After multiple tries of testing my mum’s poorly guesstimated instructions, I was over the moon when I tasted the dish to find that it tastes just like my mum’s. I was jumping around my second-year house out of pure excitement like a nutcase.
If my younger self could’ve seen me then, I know she wouldn’t have been so embarrassed about bringing in food from home. I wouldn’t have tried so hard back then for my school lunch to look like everyone else’s.
Over time, I’ve learned more and more about my heritage through food, and I’ve reached a level of confidence I never used to have for it. Instead of hiding food from my culture, I share it with my loved ones and on social media with my closest friends.

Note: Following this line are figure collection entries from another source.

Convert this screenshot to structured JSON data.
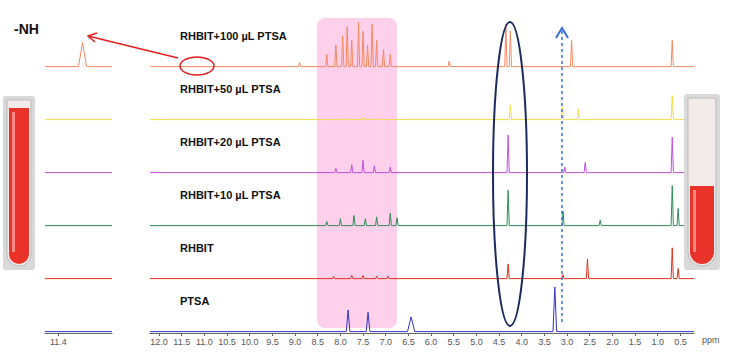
{
  "chart_data": [
    {
      "type": "line",
      "xlabel": "ppm",
      "xlim": [
        12.2,
        0.2
      ],
      "xticks": [
        {
          "value": 12,
          "label": "12.0"
        },
        11.5,
        {
          "value": 11,
          "label": "11.0"
        },
        10.5,
        {
          "value": 10,
          "label": "10.0"
        },
        9.5,
        {
          "value": 9,
          "label": "9.0"
        },
        8.5,
        {
          "value": 8,
          "label": "8.0"
        },
        7.5,
        {
          "value": 7,
          "label": "7.0"
        },
        6.5,
        {
          "value": 6,
          "label": "6.0"
        },
        5.5,
        {
          "value": 5,
          "label": "5.0"
        },
        4.5,
        {
          "value": 4,
          "label": "4.0"
        },
        3.5,
        {
          "value": 3,
          "label": "3.0"
        },
        2.5,
        {
          "value": 2,
          "label": "2.0"
        },
        1.5,
        {
          "value": 1,
          "label": "1.0"
        },
        0.5
      ],
      "ylim": [
        0,
        1
      ],
      "tick_labels": "x",
      "grid": false,
      "series": [
        {
          "name": "RHBIT+100 µL PTSA",
          "color": "#f4895f",
          "x": [
            12.2,
            8.925,
            8.9,
            8.875,
            8.325,
            8.3,
            8.275,
            8.125,
            8.1,
            8.075,
            7.975,
            7.95,
            7.925,
            7.875,
            7.85,
            7.825,
            7.775,
            7.75,
            7.725,
            7.625,
            7.6,
            7.575,
            7.525,
            7.5,
            7.475,
            7.425,
            7.4,
            7.375,
            7.325,
            7.3,
            7.275,
            7.225,
            7.2,
            7.175,
            7.075,
            7.05,
            7.025,
            6.925,
            6.9,
            6.875,
            5.625,
            5.6,
            5.575,
            4.375,
            4.35,
            4.325,
            4.275,
            4.25,
            4.225,
            2.925,
            2.9,
            2.875,
            0.705,
            0.68,
            0.655,
            0.2
          ],
          "values": [
            0.03,
            0.03,
            0.12,
            0.03,
            0.03,
            0.3,
            0.03,
            0.03,
            0.5,
            0.03,
            0.03,
            0.7,
            0.03,
            0.03,
            0.9,
            0.03,
            0.03,
            0.6,
            0.03,
            0.03,
            1.0,
            0.03,
            0.03,
            0.8,
            0.03,
            0.03,
            0.5,
            0.03,
            0.03,
            0.95,
            0.03,
            0.03,
            0.6,
            0.03,
            0.03,
            0.4,
            0.03,
            0.03,
            0.3,
            0.03,
            0.03,
            0.15,
            0.03,
            0.03,
            0.95,
            0.03,
            0.03,
            0.8,
            0.03,
            0.03,
            0.6,
            0.03,
            0.03,
            0.6,
            0.03,
            0.03
          ]
        },
        {
          "name": "RHBIT+50 µL PTSA",
          "color": "#f2dc4a",
          "x": [
            12.2,
            7.925,
            7.9,
            7.875,
            7.525,
            7.5,
            7.475,
            7.125,
            7.1,
            7.075,
            4.275,
            4.25,
            4.225,
            3.125,
            3.1,
            3.075,
            2.775,
            2.75,
            2.725,
            0.705,
            0.68,
            0.655,
            0.2
          ],
          "values": [
            0.03,
            0.03,
            0.06,
            0.03,
            0.03,
            0.08,
            0.03,
            0.03,
            0.06,
            0.03,
            0.03,
            0.35,
            0.03,
            0.03,
            0.3,
            0.03,
            0.03,
            0.25,
            0.03,
            0.03,
            0.55,
            0.03,
            0.03
          ]
        },
        {
          "name": "RHBIT+20 µL PTSA",
          "color": "#c04fdc",
          "x": [
            12.2,
            8.125,
            8.1,
            8.075,
            7.775,
            7.75,
            7.725,
            7.525,
            7.5,
            7.475,
            7.275,
            7.25,
            7.225,
            6.925,
            6.9,
            6.875,
            4.325,
            4.3,
            4.275,
            3.075,
            3.05,
            3.025,
            2.625,
            2.6,
            2.575,
            0.705,
            0.68,
            0.655,
            0.325,
            0.3,
            0.275,
            0.2
          ],
          "values": [
            0.03,
            0.03,
            0.12,
            0.03,
            0.03,
            0.2,
            0.03,
            0.03,
            0.3,
            0.03,
            0.03,
            0.18,
            0.03,
            0.03,
            0.15,
            0.03,
            0.03,
            0.85,
            0.03,
            0.03,
            0.15,
            0.03,
            0.03,
            0.25,
            0.03,
            0.03,
            0.8,
            0.03,
            0.03,
            0.15,
            0.03,
            0.03
          ]
        },
        {
          "name": "RHBIT+10 µL PTSA",
          "color": "#2e8b57",
          "x": [
            12.2,
            8.325,
            8.3,
            8.275,
            8.025,
            8.0,
            7.975,
            7.725,
            7.7,
            7.675,
            7.475,
            7.45,
            7.425,
            7.225,
            7.2,
            7.175,
            6.925,
            6.9,
            6.875,
            6.775,
            6.75,
            6.725,
            4.325,
            4.3,
            4.275,
            3.115,
            3.09,
            3.065,
            2.295,
            2.27,
            2.245,
            0.705,
            0.68,
            0.655,
            0.575,
            0.55,
            0.525,
            0.2
          ],
          "values": [
            0.03,
            0.03,
            0.12,
            0.03,
            0.03,
            0.18,
            0.03,
            0.03,
            0.25,
            0.03,
            0.03,
            0.18,
            0.03,
            0.03,
            0.22,
            0.03,
            0.03,
            0.3,
            0.03,
            0.03,
            0.2,
            0.03,
            0.03,
            0.8,
            0.03,
            0.03,
            0.35,
            0.03,
            0.03,
            0.15,
            0.03,
            0.03,
            0.9,
            0.03,
            0.03,
            0.4,
            0.03,
            0.03
          ]
        },
        {
          "name": "RHBIT",
          "color": "#e0301e",
          "x": [
            12.2,
            8.175,
            8.15,
            8.125,
            7.775,
            7.75,
            7.725,
            7.525,
            7.5,
            7.475,
            7.225,
            7.2,
            7.175,
            6.975,
            6.95,
            6.925,
            4.325,
            4.3,
            4.275,
            3.115,
            3.09,
            3.065,
            2.575,
            2.55,
            2.525,
            0.705,
            0.68,
            0.655,
            0.575,
            0.55,
            0.525,
            0.2
          ],
          "values": [
            0.03,
            0.03,
            0.08,
            0.03,
            0.03,
            0.1,
            0.03,
            0.03,
            0.1,
            0.03,
            0.03,
            0.08,
            0.03,
            0.03,
            0.08,
            0.03,
            0.03,
            0.35,
            0.03,
            0.03,
            0.12,
            0.03,
            0.03,
            0.45,
            0.03,
            0.03,
            0.7,
            0.03,
            0.03,
            0.25,
            0.03,
            0.03
          ]
        },
        {
          "name": "PTSA",
          "color": "#3434c4",
          "x": [
            12.2,
            7.87,
            7.83,
            7.79,
            7.43,
            7.39,
            7.35,
            6.52,
            6.44,
            6.36,
            3.31,
            3.27,
            3.23,
            0.2
          ],
          "values": [
            0.03,
            0.03,
            0.5,
            0.03,
            0.03,
            0.45,
            0.03,
            0.03,
            0.35,
            0.03,
            0.03,
            1.0,
            0.03,
            0.03
          ]
        }
      ]
    },
    {
      "type": "line",
      "annotations": [
        "-NH"
      ],
      "xlim": [
        11.5,
        11.0
      ],
      "xticks": [
        11.4
      ],
      "ylim": [
        0,
        1
      ],
      "tick_labels": "x",
      "grid": false,
      "series": [
        {
          "name": "RHBIT+100 µL PTSA",
          "color": "#f4895f",
          "x": [
            11.5,
            11.25,
            11.22,
            11.19,
            11.0
          ],
          "values": [
            0.03,
            0.03,
            0.55,
            0.03,
            0.03
          ]
        },
        {
          "name": "RHBIT+50 µL PTSA",
          "color": "#f2dc4a",
          "x": [
            11.5,
            11.0
          ],
          "values": [
            0.03,
            0.03
          ]
        },
        {
          "name": "RHBIT+20 µL PTSA",
          "color": "#c04fdc",
          "x": [
            11.5,
            11.0
          ],
          "values": [
            0.03,
            0.03
          ]
        },
        {
          "name": "RHBIT+10 µL PTSA",
          "color": "#2e8b57",
          "x": [
            11.5,
            11.0
          ],
          "values": [
            0.03,
            0.03
          ]
        },
        {
          "name": "RHBIT",
          "color": "#e0301e",
          "x": [
            11.5,
            11.0
          ],
          "values": [
            0.03,
            0.03
          ]
        },
        {
          "name": "PTSA",
          "color": "#3434c4",
          "x": [
            11.5,
            11.0
          ],
          "values": [
            0.03,
            0.03
          ]
        }
      ]
    }
  ]
}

I can now confidently tell people, “Don’t yuck my yum.”
This phrase was originally used in schools to help promote children eating a variety of foods. Now it has become the tagline for TikTok cooks such as @doobydobap and @hwoo.lee as a positive response to that negative shared experience we’ve had growing up regarding food from our cultures.
Along with the food content creators mentioned so far, here are a few more that embrace their heritage by sharing their dishes from home with the world.
Tway Ngyuen takes a modern twist on Vietnamese dishes and ingredients on her platform. Chaheti Bansal cooks Indian dishes from her upbringing, including classic tiffin lunch dishes. Jessica takes staple Filipino dishes and creates vegan versions of them. Mob Kitchen cook, Seema Pankhania makes soul-warming food from around the world, including her country India.